After a preview screening of the new documentary Countdown to Zero, someone staggered out of the theater wondering whether it might be better to commit suicide than to face the terrible likelihood of a nuclear devastation. Should we find ourselves in a world where someone drops a bomb,unspeakable consequences surely would follow: The planet probably would be plunged into nuclear war, thereby paving the way for centuries of dystopia marked by strife, barbarism and unfathomable grief.
Obviously, Countdown to Zero -- which reminds us of the urgent need to rid the planet of the 23,000 or so nuclear bombs that languish in various parts of the globe -- is not (I repeat "not") the feel-good movie of summer, and it definitely encourages us to think about the dangers associated with the world's lingering nuclear arsenal.
The documentary alerts us to a variety of potential triggers for nuclear destruction: Terrorists commandeer a nuclear weapon; a nuclear power mistakenly begin a nuclear encounter; an accident sets off a nuclear holocaust. And we thought the end of Cold War hostilities had put some distance between us and the nuclear threat. Not so, says Countdown, taking great pains to show us why danger persists.
Written and directed by Lucy Walker and produced by Lawrence Bender -- who also produced Al Gore's Inconvenient Truth -- Countdown to Zero points to two possible paths, both suggested by its title: Either we countdown to a moment of unparalleled catastrophe or to the moment when we inhabit a nuke-free planet.
Let it be said: The filmmakers do a fine job of scaring us into attention with news footage and interviews (Tony Blair, Mikhail Gorbachev, Robert McNamara and more), as well as with the reactions of ordinary people. It's hardly surprising that most of us would prefer that humanity does not go out with a nuclear-driven bang, but it doesn't hurt to hear the position affirmed.
The most gripping part of a generally gripping movie centers on its most devastating sequence; the filmmakers show us what could happen if nuclear bombs were dropped on major cities in a sequence that's beyond sobering.
Clearly, we're a long way from Randy Newman's satirical suggestion -- "Let's drop the big one and see what happens," but Countdown to Zero has a problem that's suggested by the response of that audience member I cited at the outset.

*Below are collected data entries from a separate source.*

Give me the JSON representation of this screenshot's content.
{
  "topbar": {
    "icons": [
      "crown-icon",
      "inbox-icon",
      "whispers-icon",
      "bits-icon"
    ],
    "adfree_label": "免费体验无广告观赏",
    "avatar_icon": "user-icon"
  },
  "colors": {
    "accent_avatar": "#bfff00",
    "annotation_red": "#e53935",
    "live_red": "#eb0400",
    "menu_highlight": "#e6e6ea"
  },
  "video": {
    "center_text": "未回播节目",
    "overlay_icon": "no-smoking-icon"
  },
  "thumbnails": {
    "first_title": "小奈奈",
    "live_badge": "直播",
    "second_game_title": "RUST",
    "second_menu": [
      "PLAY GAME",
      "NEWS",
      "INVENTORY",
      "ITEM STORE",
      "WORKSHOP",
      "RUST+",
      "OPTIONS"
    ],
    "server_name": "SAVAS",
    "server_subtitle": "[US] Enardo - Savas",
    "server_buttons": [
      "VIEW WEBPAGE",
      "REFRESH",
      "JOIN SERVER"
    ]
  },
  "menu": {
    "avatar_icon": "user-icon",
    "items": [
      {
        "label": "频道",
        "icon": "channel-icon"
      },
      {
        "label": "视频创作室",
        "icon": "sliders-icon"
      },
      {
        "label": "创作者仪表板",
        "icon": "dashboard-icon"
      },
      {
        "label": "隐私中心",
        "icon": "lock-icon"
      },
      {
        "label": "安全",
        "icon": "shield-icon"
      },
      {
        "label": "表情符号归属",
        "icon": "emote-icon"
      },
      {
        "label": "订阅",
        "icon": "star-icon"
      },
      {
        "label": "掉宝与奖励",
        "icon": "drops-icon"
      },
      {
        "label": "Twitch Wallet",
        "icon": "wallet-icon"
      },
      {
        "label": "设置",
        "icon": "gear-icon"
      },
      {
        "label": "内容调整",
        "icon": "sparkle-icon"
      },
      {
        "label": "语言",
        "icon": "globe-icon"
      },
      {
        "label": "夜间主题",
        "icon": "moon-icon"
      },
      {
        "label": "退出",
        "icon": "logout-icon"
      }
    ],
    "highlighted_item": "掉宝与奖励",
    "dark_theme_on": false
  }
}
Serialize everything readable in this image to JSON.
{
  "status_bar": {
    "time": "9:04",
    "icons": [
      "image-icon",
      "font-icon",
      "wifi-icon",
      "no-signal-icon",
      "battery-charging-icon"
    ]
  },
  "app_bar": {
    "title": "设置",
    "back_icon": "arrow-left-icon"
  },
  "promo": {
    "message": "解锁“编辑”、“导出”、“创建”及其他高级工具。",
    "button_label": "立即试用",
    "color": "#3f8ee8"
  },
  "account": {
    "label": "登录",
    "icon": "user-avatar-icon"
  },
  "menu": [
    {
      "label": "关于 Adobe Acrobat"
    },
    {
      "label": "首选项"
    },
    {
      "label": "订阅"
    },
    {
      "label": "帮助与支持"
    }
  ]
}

As is the case with many advocacy documentaries, Countdown may wind up preaching to the choir. Beyond that, there's the problem of ... well ... problems. We're so flooded with issues -- from the ruptured economy to steady global warming to a failing education system -- that we run the risk of being beaten into helpless and hopeless passivity. That's probably not the response the filmmakers are seeking. Odd isn't it. Documentaries that encourage us to engage sometimes have precisely the opposite effect.
88, AND STILL BEHIND THE CAMERA
Andre Dussollier stars in Resnais' Wild Grass.
That headline is enough to justify a visit to Wild Grass, director Alain Resnais' latest movie, which fills out dance cards for those who still harbor fond memories of movies such as Mon oncle d'Amérique, Last Year at Marienbad and Hiroshima mon amour. Wild Grass finds Resnais in a somewhat playful mood as he makes a movie that wants to celebrate the ways in which cinema has changed our ideas about what's possible. Movies, to take the simplest of examples, can move us from one location to another with no need to explain exactly how the transition occurred. If that kind of magic is possible, perhaps a whole new set of human relationships could follow? Resnais' story centers on a strange man (Andre Dussollier) who finds the wallet of a dentist (Sabine Azema) in the parking lot of a shopping center. Dussollier's character brings the wallet to a local police station, but still agonizes over whether to contact the woman. When he does, he acts as if this encounter might be the most significant of his life. Resnais' use of techniques that call attention to the fact that we're watching a movie -- from irises to shifting narrations to a title card that seems to pop out of nowhere -- can seem overly quaint, but the movie passes pleasantly, if at times incomprehensibly.